About ForumIAS MGP I had joined this test series and it turned out to be a gem for me personally. Earlier I had thought that i will not join any Test Series, but after 1.5 months , I felt the need to do so. They served as good material for reading current affairs.
The extent of improvement is tangibly visible in the 8th paper starting from my level in 1st paper. My scores in UPSC also saw a similar jump in this attempt. The level of improvement speaks for itself. To be honest, this entire jump in my score was not accidental, but because of lots of effort that went on planning and executing things and the tremendous help that ForumIAS mentors gave. In fact, The mentors are ForumIAS are pretty experienced in terms of evaluating answer-sheets, and if you show keenness they will not disappoint you. They were also keen on getting people like me who never had an interview call before getting their first interview call. A few of the people I know from MGP who were in 4th of 5th attempt with no interview calls got their first interview call. Some of them are on ForumIAS itself. About Mains Marathon I followed this initiative from 22nd August(the day this started) till mid-October. The initiative has some well designed questions.

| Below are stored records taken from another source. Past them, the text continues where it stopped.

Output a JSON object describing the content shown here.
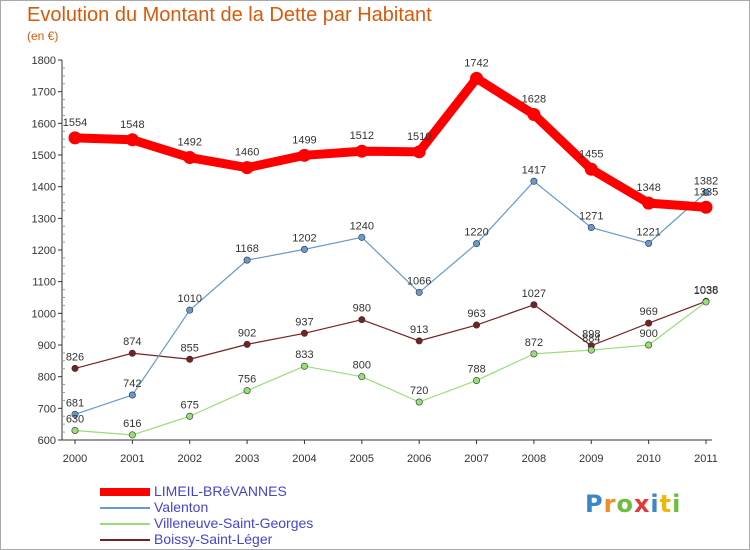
{
  "title": "Evolution du Montant de la Dette par Habitant",
  "unit_label": "(en €)",
  "logo": {
    "text": "Proxiti",
    "letters": [
      {
        "ch": "P",
        "color": "#3a86c8"
      },
      {
        "ch": "r",
        "color": "#f28c28"
      },
      {
        "ch": "o",
        "color": "#6cbf3a"
      },
      {
        "ch": "x",
        "color": "#e03a3a"
      },
      {
        "ch": "i",
        "color": "#3a86c8"
      },
      {
        "ch": "t",
        "color": "#f2b705"
      },
      {
        "ch": "i",
        "color": "#6cbf3a"
      }
    ]
  },
  "chart_data": {
    "type": "line",
    "title": "Evolution du Montant de la Dette par Habitant",
    "ylabel": "(en €)",
    "xlabel": "",
    "ylim": [
      600,
      1800
    ],
    "yticks": [
      600,
      700,
      800,
      900,
      1000,
      1100,
      1200,
      1300,
      1400,
      1500,
      1600,
      1700,
      1800
    ],
    "grid": false,
    "legend": "bottom-left",
    "x": [
      "2000",
      "2001",
      "2002",
      "2003",
      "2004",
      "2005",
      "2006",
      "2007",
      "2008",
      "2009",
      "2010",
      "2011"
    ],
    "series": [
      {
        "name": "LIMEIL-BRéVANNES",
        "color": "#ff0000",
        "emphasis": true,
        "values": [
          1554,
          1548,
          1492,
          1460,
          1499,
          1512,
          1510,
          1742,
          1628,
          1455,
          1348,
          1335
        ]
      },
      {
        "name": "Valenton",
        "color": "#6699cc",
        "values": [
          681,
          742,
          1010,
          1168,
          1202,
          1240,
          1066,
          1220,
          1417,
          1271,
          1221,
          1382
        ]
      },
      {
        "name": "Villeneuve-Saint-Georges",
        "color": "#99dd77",
        "values": [
          630,
          616,
          675,
          756,
          833,
          800,
          720,
          788,
          872,
          884,
          900,
          1036
        ]
      },
      {
        "name": "Boissy-Saint-Léger",
        "color": "#772222",
        "values": [
          826,
          874,
          855,
          902,
          937,
          980,
          913,
          963,
          1027,
          898,
          969,
          1038
        ]
      }
    ]
  }
}
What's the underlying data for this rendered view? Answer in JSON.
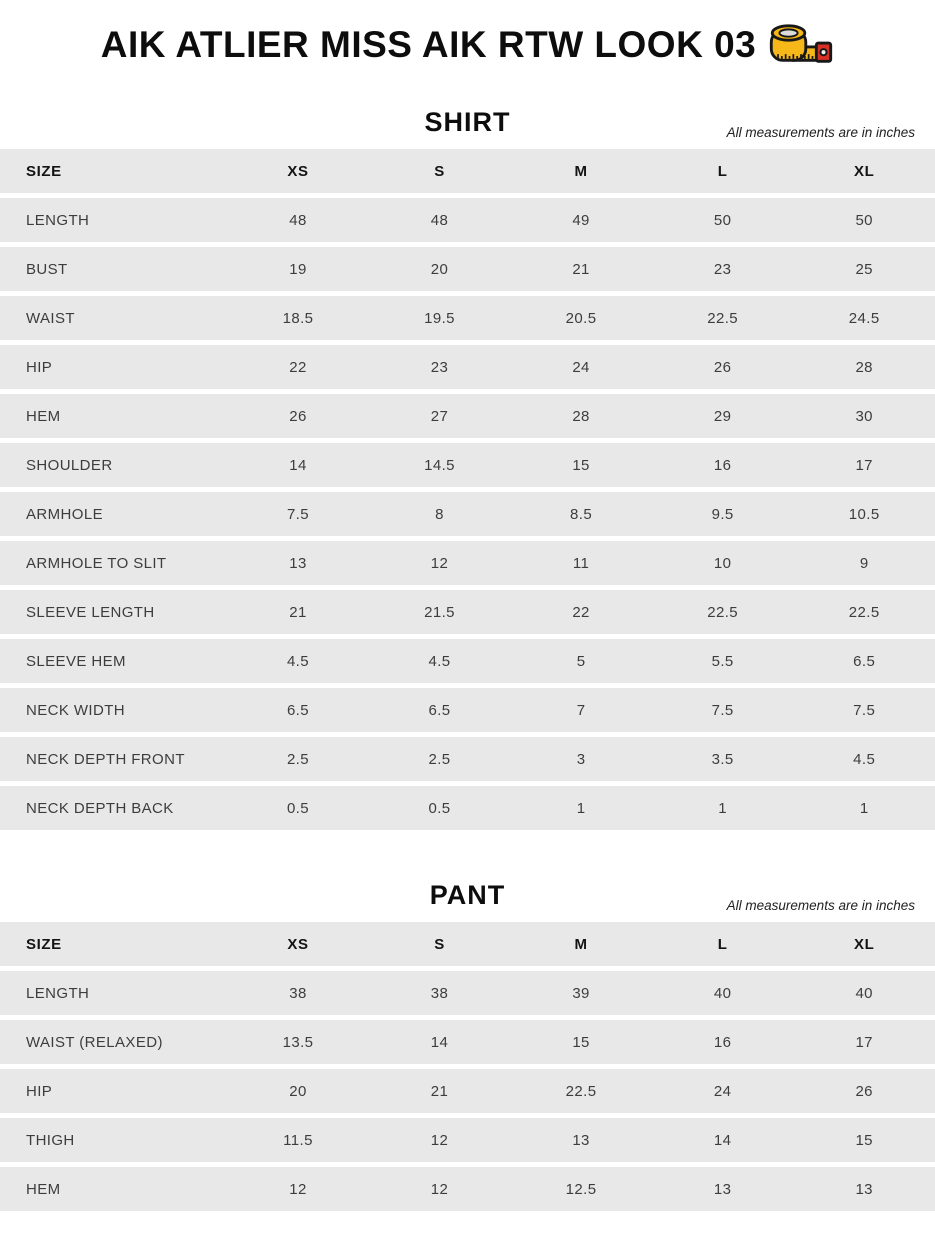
{
  "page": {
    "title": "AIK ATLIER MISS AIK RTW LOOK 03",
    "title_icon": "tape-measure-icon"
  },
  "colors": {
    "row_background": "#E8E8E8",
    "text_primary": "#111111",
    "text_secondary": "#3D3D3D",
    "icon_yellow": "#F5B818",
    "icon_red": "#D93025"
  },
  "tables": [
    {
      "title": "SHIRT",
      "note": "All measurements are in inches",
      "columns": [
        "SIZE",
        "XS",
        "S",
        "M",
        "L",
        "XL"
      ],
      "rows": [
        {
          "label": "LENGTH",
          "values": [
            "48",
            "48",
            "49",
            "50",
            "50"
          ]
        },
        {
          "label": "BUST",
          "values": [
            "19",
            "20",
            "21",
            "23",
            "25"
          ]
        },
        {
          "label": "WAIST",
          "values": [
            "18.5",
            "19.5",
            "20.5",
            "22.5",
            "24.5"
          ]
        },
        {
          "label": "HIP",
          "values": [
            "22",
            "23",
            "24",
            "26",
            "28"
          ]
        },
        {
          "label": "HEM",
          "values": [
            "26",
            "27",
            "28",
            "29",
            "30"
          ]
        },
        {
          "label": "SHOULDER",
          "values": [
            "14",
            "14.5",
            "15",
            "16",
            "17"
          ]
        },
        {
          "label": "ARMHOLE",
          "values": [
            "7.5",
            "8",
            "8.5",
            "9.5",
            "10.5"
          ]
        },
        {
          "label": "ARMHOLE TO SLIT",
          "values": [
            "13",
            "12",
            "11",
            "10",
            "9"
          ]
        },
        {
          "label": "SLEEVE LENGTH",
          "values": [
            "21",
            "21.5",
            "22",
            "22.5",
            "22.5"
          ]
        },
        {
          "label": "SLEEVE HEM",
          "values": [
            "4.5",
            "4.5",
            "5",
            "5.5",
            "6.5"
          ]
        },
        {
          "label": "NECK WIDTH",
          "values": [
            "6.5",
            "6.5",
            "7",
            "7.5",
            "7.5"
          ]
        },
        {
          "label": "NECK DEPTH FRONT",
          "values": [
            "2.5",
            "2.5",
            "3",
            "3.5",
            "4.5"
          ]
        },
        {
          "label": "NECK DEPTH BACK",
          "values": [
            "0.5",
            "0.5",
            "1",
            "1",
            "1"
          ]
        }
      ]
    },
    {
      "title": "PANT",
      "note": "All measurements are in inches",
      "columns": [
        "SIZE",
        "XS",
        "S",
        "M",
        "L",
        "XL"
      ],
      "rows": [
        {
          "label": "LENGTH",
          "values": [
            "38",
            "38",
            "39",
            "40",
            "40"
          ]
        },
        {
          "label": "WAIST (RELAXED)",
          "values": [
            "13.5",
            "14",
            "15",
            "16",
            "17"
          ]
        },
        {
          "label": "HIP",
          "values": [
            "20",
            "21",
            "22.5",
            "24",
            "26"
          ]
        },
        {
          "label": "THIGH",
          "values": [
            "11.5",
            "12",
            "13",
            "14",
            "15"
          ]
        },
        {
          "label": "HEM",
          "values": [
            "12",
            "12",
            "12.5",
            "13",
            "13"
          ]
        }
      ]
    }
  ]
}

All that I have written above is nothing new. It is just a collation of many things that have various sources and have been discussed at various places. Some are of previous toppers, some are my own and some are of my close friends. I have learnt them over a period of four years. This article is a way to thank ForumIAS and the vibrant aspirant community that allows averages like me to clear this exam. I’m just doing my part now that I’m on the other side.